SEFCU is now waiting for a federal solution or safe harbor legislation that would allow it to provide banking services to this large and complex industry.
“It’s an easily solved problem, but it begs for a federal solution,” Castellana says.
Even credit unions with no desire to pursue cannabis accounts are likely more involved than they realize.
“In states with both recreational and medical activity, it’s hard to keep those funds out of your institution,” O’Gorman says. “Invariably, there will be an electrician, attorney, or someone else providing services to those licensed businesses whether you like it or not.
“Some financial institutions enter the field because they’ll learn more and have information at their fingertips to intelligently assess the risk,” she continues. “It’s a situation that can’t be sustained,” Messick says. “It has to change.”
Fortunately, the credit union movement has some innovators to boost the learning curve.
A ‘reasonable and sound’ approach
CUNA wrote in support of House and Senate companion bills that would clarify the federal treatment of marijuana where it is legal and permit credit unions in those states to serve members’ related needs.
The Strengthening the Tenth Amendment Through Entrusting States (STATES) Act of 2019 was introduced by Sen. Elizabeth Warren, D-Mass.; Sen. Cory Gardner, R-Colo.; Rep. Earl Blumenauer, D-Ore.; and Rep. Dave Joyce, R-Ohio.
“The STATES Act would provide credit unions and other financial institutions accepting deposits from, extending credit, or providing payment services to an individual or business engaged in marijuana-related commerce in states where such activity is legal with legal protections, so long as they are compliant with all other applicable laws and regulations,” the letter reads.
“Furthermore, the legislation makes clear that compliant financial transactions do not constitute trafficking or result in proceeds of an unlawful transaction, providing additional clarity to credit unions and the members they serve.
“This is a reasonable and sound approach. We look forward to working with you to advance your legislation into law.”
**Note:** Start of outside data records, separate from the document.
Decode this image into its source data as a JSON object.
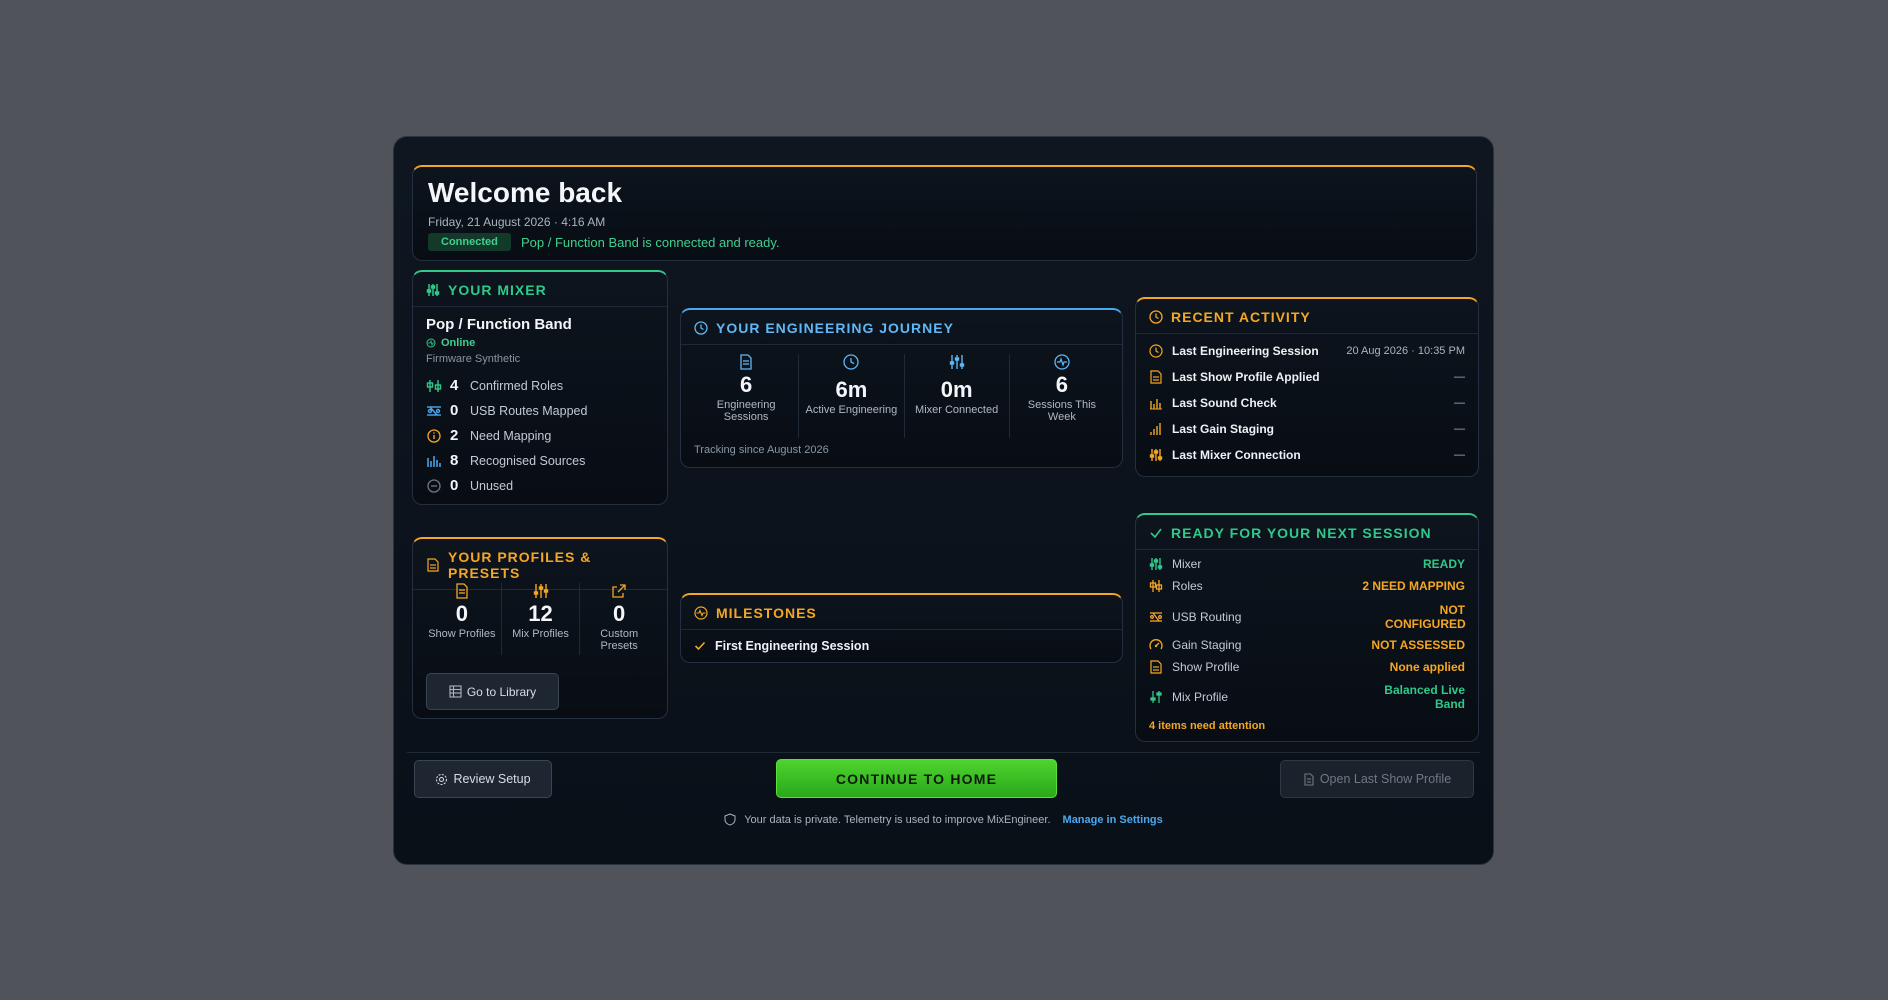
{
  "welcome": {
    "title": "Welcome back",
    "date": "Friday, 21 August 2026 · 4:16 AM",
    "badge": "Connected",
    "status": "Pop / Function Band is connected and ready."
  },
  "mixer": {
    "heading": "YOUR MIXER",
    "name": "Pop / Function Band",
    "online": "Online",
    "firmware": "Firmware Synthetic",
    "stats": [
      {
        "num": "4",
        "label": "Confirmed Roles",
        "icon": "roles-icon"
      },
      {
        "num": "0",
        "label": "USB Routes Mapped",
        "icon": "routing-icon"
      },
      {
        "num": "2",
        "label": "Need Mapping",
        "icon": "info-icon"
      },
      {
        "num": "8",
        "label": "Recognised Sources",
        "icon": "bars-icon"
      },
      {
        "num": "0",
        "label": "Unused",
        "icon": "minus-circle-icon"
      }
    ]
  },
  "journey": {
    "heading": "YOUR ENGINEERING JOURNEY",
    "cells": [
      {
        "value": "6",
        "label": "Engineering Sessions",
        "icon": "document-icon"
      },
      {
        "value": "6m",
        "label": "Active Engineering",
        "icon": "clock-icon"
      },
      {
        "value": "0m",
        "label": "Mixer Connected",
        "icon": "faders-icon"
      },
      {
        "value": "6",
        "label": "Sessions This Week",
        "icon": "pulse-icon"
      }
    ],
    "tracking": "Tracking since August 2026"
  },
  "activity": {
    "heading": "RECENT ACTIVITY",
    "rows": [
      {
        "label": "Last Engineering Session",
        "value": "20 Aug 2026 · 10:35 PM",
        "icon": "clock-icon"
      },
      {
        "label": "Last Show Profile Applied",
        "value": "—",
        "icon": "document-icon"
      },
      {
        "label": "Last Sound Check",
        "value": "—",
        "icon": "bars-icon"
      },
      {
        "label": "Last Gain Staging",
        "value": "—",
        "icon": "signal-icon"
      },
      {
        "label": "Last Mixer Connection",
        "value": "—",
        "icon": "faders-icon"
      }
    ]
  },
  "ready": {
    "heading": "READY FOR YOUR NEXT SESSION",
    "rows": [
      {
        "label": "Mixer",
        "value": "READY",
        "status": "green",
        "icon": "faders-icon"
      },
      {
        "label": "Roles",
        "value": "2 NEED MAPPING",
        "status": "orange",
        "icon": "roles-icon"
      },
      {
        "label": "USB Routing",
        "value": "NOT CONFIGURED",
        "status": "orange",
        "icon": "routing-icon"
      },
      {
        "label": "Gain Staging",
        "value": "NOT ASSESSED",
        "status": "orange",
        "icon": "gauge-icon"
      },
      {
        "label": "Show Profile",
        "value": "None applied",
        "status": "orange",
        "icon": "document-icon"
      },
      {
        "label": "Mix Profile",
        "value": "Balanced Live Band",
        "status": "green",
        "icon": "sliders-icon"
      }
    ],
    "attention": "4 items need attention"
  },
  "profiles": {
    "heading": "YOUR PROFILES & PRESETS",
    "cells": [
      {
        "value": "0",
        "label": "Show Profiles",
        "icon": "document-icon"
      },
      {
        "value": "12",
        "label": "Mix Profiles",
        "icon": "sliders-icon"
      },
      {
        "value": "0",
        "label": "Custom Presets",
        "icon": "external-icon"
      }
    ],
    "library_button": "Go to Library"
  },
  "milestones": {
    "heading": "MILESTONES",
    "items": [
      "First Engineering Session"
    ]
  },
  "footer": {
    "review": "Review Setup",
    "continue": "CONTINUE TO HOME",
    "open_last": "Open Last Show Profile",
    "privacy": "Your data is private. Telemetry is used to improve MixEngineer.",
    "manage": "Manage in Settings"
  },
  "colors": {
    "accent_orange": "#f5a623",
    "accent_green": "#2fc98a",
    "accent_blue": "#4aa8ee",
    "cta_green": "#3cc225",
    "background": "#50545a",
    "panel": "#0b1119"
  }
}
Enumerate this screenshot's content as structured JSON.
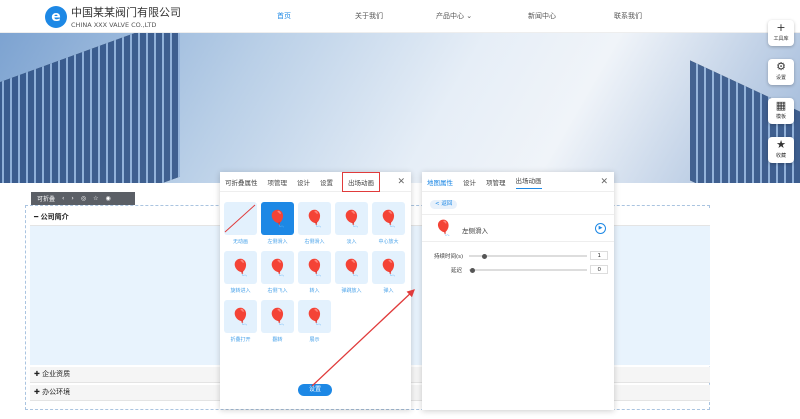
{
  "header": {
    "logo_cn": "中国某某阀门有限公司",
    "logo_en": "CHINA XXX VALVE CO.,LTD",
    "logo_glyph": "e",
    "nav": [
      "首页",
      "关于我们",
      "产品中心",
      "新闻中心",
      "联系我们"
    ],
    "nav_active_color": "#1d88e5"
  },
  "toolbar_right": [
    {
      "icon": "plus-icon",
      "label": "工具库"
    },
    {
      "icon": "gear-icon",
      "label": "设置"
    },
    {
      "icon": "template-icon",
      "label": "模板"
    },
    {
      "icon": "star-icon",
      "label": "收藏"
    }
  ],
  "fold_toolbar": {
    "label": "可折叠"
  },
  "sections": {
    "expanded": "公司简介",
    "collapsed": [
      "企业资质",
      "办公环境"
    ]
  },
  "panel1": {
    "tabs": [
      "可折叠属性",
      "项管理",
      "设计",
      "设置",
      "出场动画"
    ],
    "active_tab": 4,
    "animations": [
      "无动画",
      "左侧滑入",
      "右侧滑入",
      "淡入",
      "中心放大",
      "旋转进入",
      "右侧飞入",
      "转入",
      "弹跳放入",
      "弹入",
      "折叠打开",
      "翻转",
      "展示"
    ],
    "selected": 1,
    "button": "设置"
  },
  "panel2": {
    "tabs": [
      "地图属性",
      "设计",
      "项管理",
      "出场动画"
    ],
    "active_tab": 3,
    "back": "< 返回",
    "animation_name": "左侧滑入",
    "duration_label": "持续时间(s)",
    "duration_value": "1",
    "delay_label": "延迟",
    "delay_value": "0"
  }
}
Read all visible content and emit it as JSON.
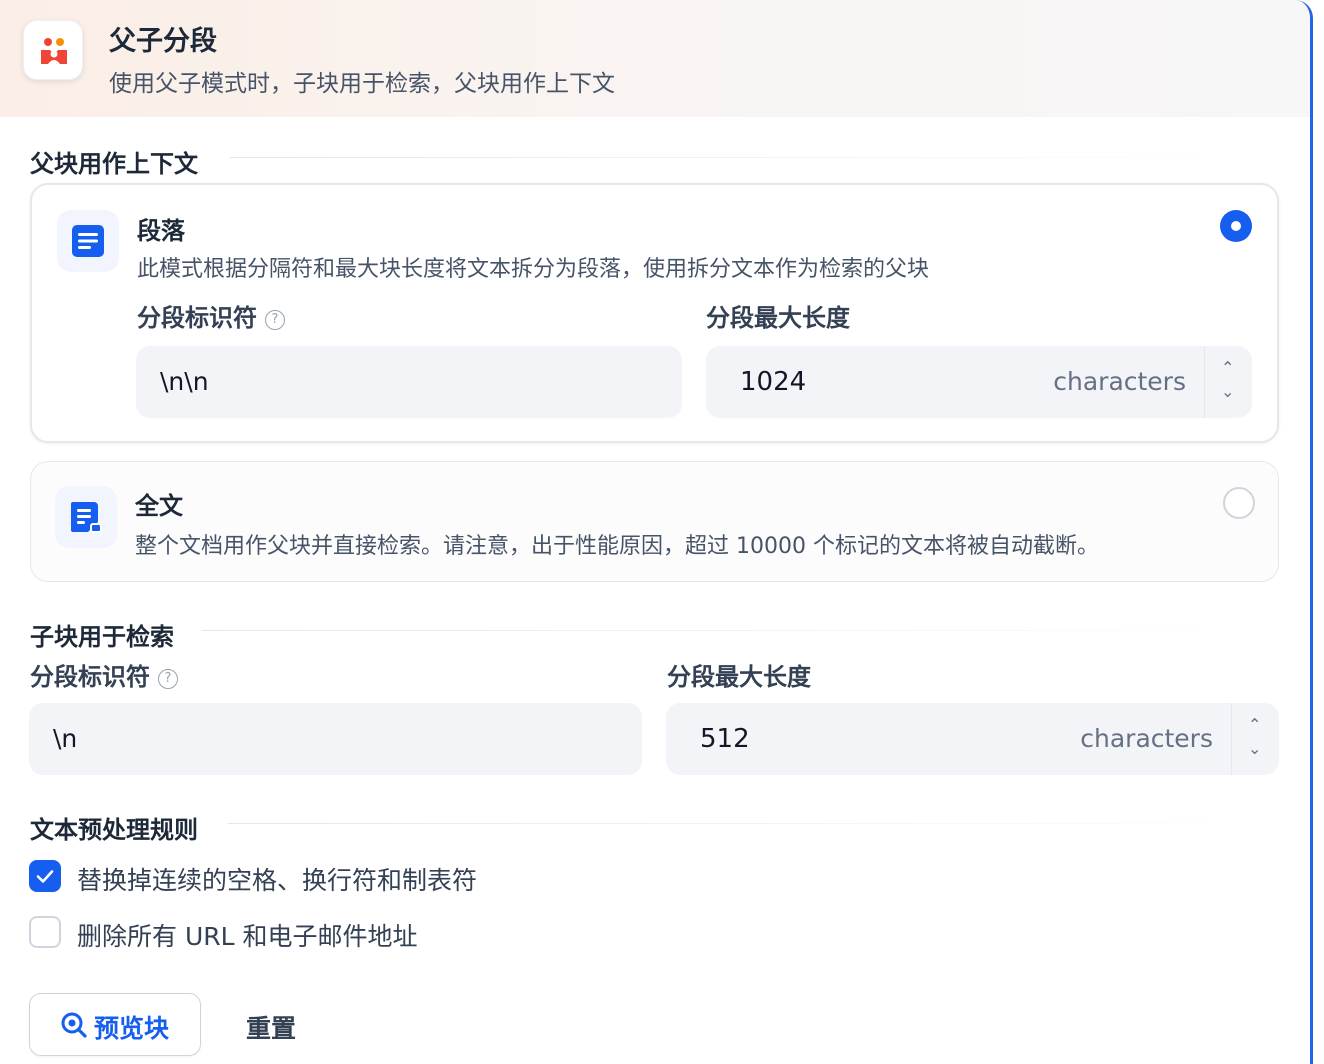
{
  "header": {
    "title": "父子分段",
    "description": "使用父子模式时，子块用于检索，父块用作上下文",
    "icon": "parent-child-icon",
    "icon_color": "#f04438"
  },
  "parent_section": {
    "title": "父块用作上下文",
    "options": [
      {
        "title": "段落",
        "description": "此模式根据分隔符和最大块长度将文本拆分为段落，使用拆分文本作为检索的父块",
        "selected": true,
        "icon": "paragraph-icon",
        "separator_label": "分段标识符",
        "separator_value": "\\n\\n",
        "max_length_label": "分段最大长度",
        "max_length_value": "1024",
        "max_length_unit": "characters"
      },
      {
        "title": "全文",
        "description": "整个文档用作父块并直接检索。请注意，出于性能原因，超过 10000 个标记的文本将被自动截断。",
        "selected": false,
        "icon": "document-icon"
      }
    ]
  },
  "child_section": {
    "title": "子块用于检索",
    "separator_label": "分段标识符",
    "separator_value": "\\n",
    "max_length_label": "分段最大长度",
    "max_length_value": "512",
    "max_length_unit": "characters"
  },
  "preprocess": {
    "title": "文本预处理规则",
    "rules": [
      {
        "label": "替换掉连续的空格、换行符和制表符",
        "checked": true
      },
      {
        "label": "删除所有 URL 和电子邮件地址",
        "checked": false
      }
    ]
  },
  "actions": {
    "preview_label": "预览块",
    "reset_label": "重置"
  },
  "colors": {
    "accent": "#155eef",
    "border_right": "#2563eb"
  }
}
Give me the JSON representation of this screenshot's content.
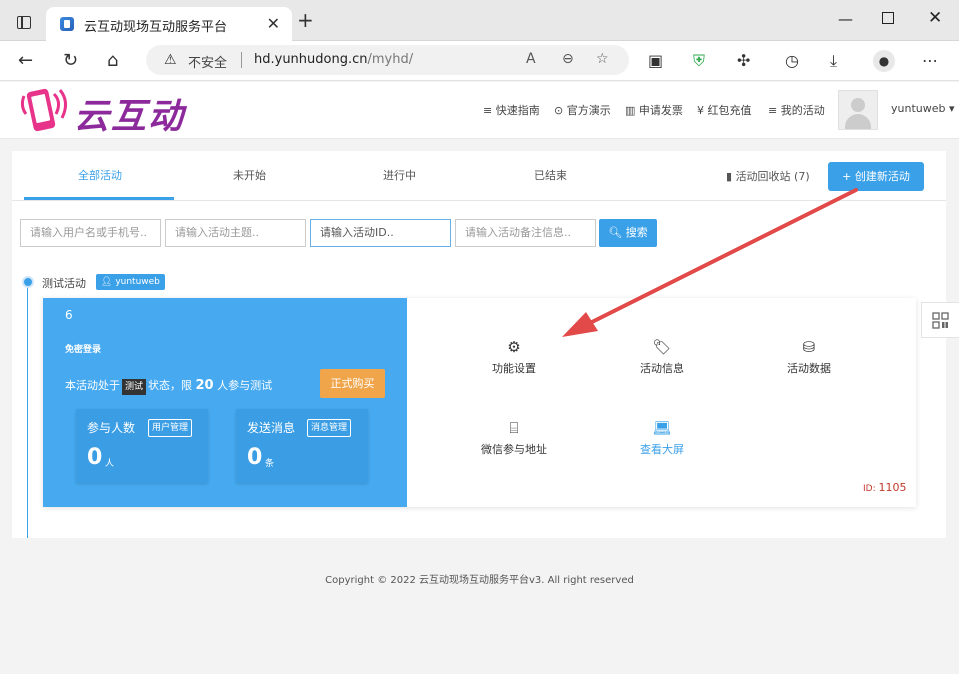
{
  "browser": {
    "tab_title": "云互动现场互动服务平台",
    "close_glyph": "✕",
    "newtab_glyph": "+",
    "insecure_label": "不安全",
    "url_host": "hd.yunhudong.cn",
    "url_path": "/myhd/"
  },
  "header": {
    "logo_text": "云互动",
    "nav": [
      {
        "label": "快速指南",
        "icon": "list-icon"
      },
      {
        "label": "官方演示",
        "icon": "play-icon"
      },
      {
        "label": "申请发票",
        "icon": "barcode-icon"
      },
      {
        "label": "红包充值",
        "icon": "yen-icon"
      },
      {
        "label": "我的活动",
        "icon": "list-icon"
      }
    ],
    "username": "yuntuweb"
  },
  "tabs": {
    "all": "全部活动",
    "not_started": "未开始",
    "ongoing": "进行中",
    "ended": "已结束",
    "recycle": "活动回收站 (7)",
    "create": "+ 创建新活动"
  },
  "search": {
    "user_placeholder": "请输入用户名或手机号..",
    "title_placeholder": "请输入活动主题..",
    "id_placeholder": "请输入活动ID..",
    "note_placeholder": "请输入活动备注信息..",
    "button": "搜索"
  },
  "activity": {
    "group_name": "测试活动",
    "owner": "yuntuweb",
    "number": "6",
    "name": "免密登录",
    "status_prefix": "本活动处于",
    "status_badge": "测试",
    "status_mid": "状态，限",
    "limit": "20",
    "status_suffix": "人参与测试",
    "buy": "正式购买",
    "participants_label": "参与人数",
    "participants_btn": "用户管理",
    "participants_value": "0",
    "participants_unit": "人",
    "messages_label": "发送消息",
    "messages_btn": "消息管理",
    "messages_value": "0",
    "messages_unit": "条",
    "functions": [
      {
        "label": "功能设置",
        "icon": "gear-icon"
      },
      {
        "label": "活动信息",
        "icon": "tag-icon"
      },
      {
        "label": "活动数据",
        "icon": "database-icon"
      },
      {
        "label": "微信参与地址",
        "icon": "scan-icon"
      },
      {
        "label": "查看大屏",
        "icon": "laptop-icon"
      }
    ],
    "id_label": "ID:",
    "id_value": "1105"
  },
  "footer": {
    "copyright": "Copyright © 2022 云互动现场互动服务平台v3. All right reserved"
  },
  "colors": {
    "accent": "#3aa0e8",
    "card_blue": "#47aaf0",
    "buy_orange": "#f0a54a",
    "arrow_red": "#e24a4a"
  }
}
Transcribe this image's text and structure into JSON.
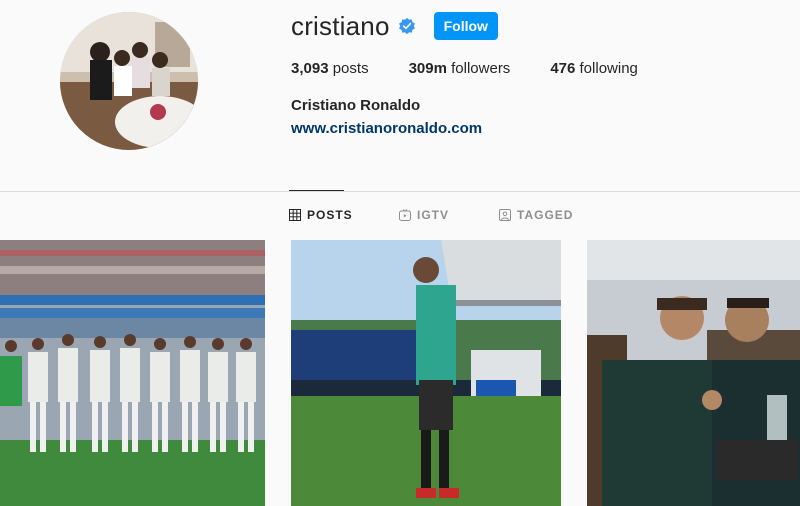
{
  "profile": {
    "username": "cristiano",
    "follow_label": "Follow",
    "posts_count": "3,093",
    "posts_label": "posts",
    "followers_count": "309m",
    "followers_label": "followers",
    "following_count": "476",
    "following_label": "following",
    "full_name": "Cristiano Ronaldo",
    "website": "www.cristianoronaldo.com"
  },
  "tabs": [
    {
      "label": "POSTS",
      "icon": "grid-icon",
      "active": true
    },
    {
      "label": "IGTV",
      "icon": "igtv-icon",
      "active": false
    },
    {
      "label": "TAGGED",
      "icon": "tagged-icon",
      "active": false
    }
  ],
  "colors": {
    "accent": "#0095f6",
    "link": "#00376b",
    "verified": "#3897f0"
  }
}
The SAFE Act, introduced in the House, has similar aims.
While CUNA takes no position on legalizing or decriminalizing cannabis, credit unions in states where it is legal have members and member businesses that need access to financial services.
Rachel Pross, chief risk officer at $745 million asset Maps Credit Union in Salem, Ore., testified on CUNA’s behalf before the House Financial Services Committee in February.
She detailed how the credit union has helped remove millions of dollars in cash from the streets of its community, and how providing legal cannabis-based businesses with access to financial services is a public safety issue.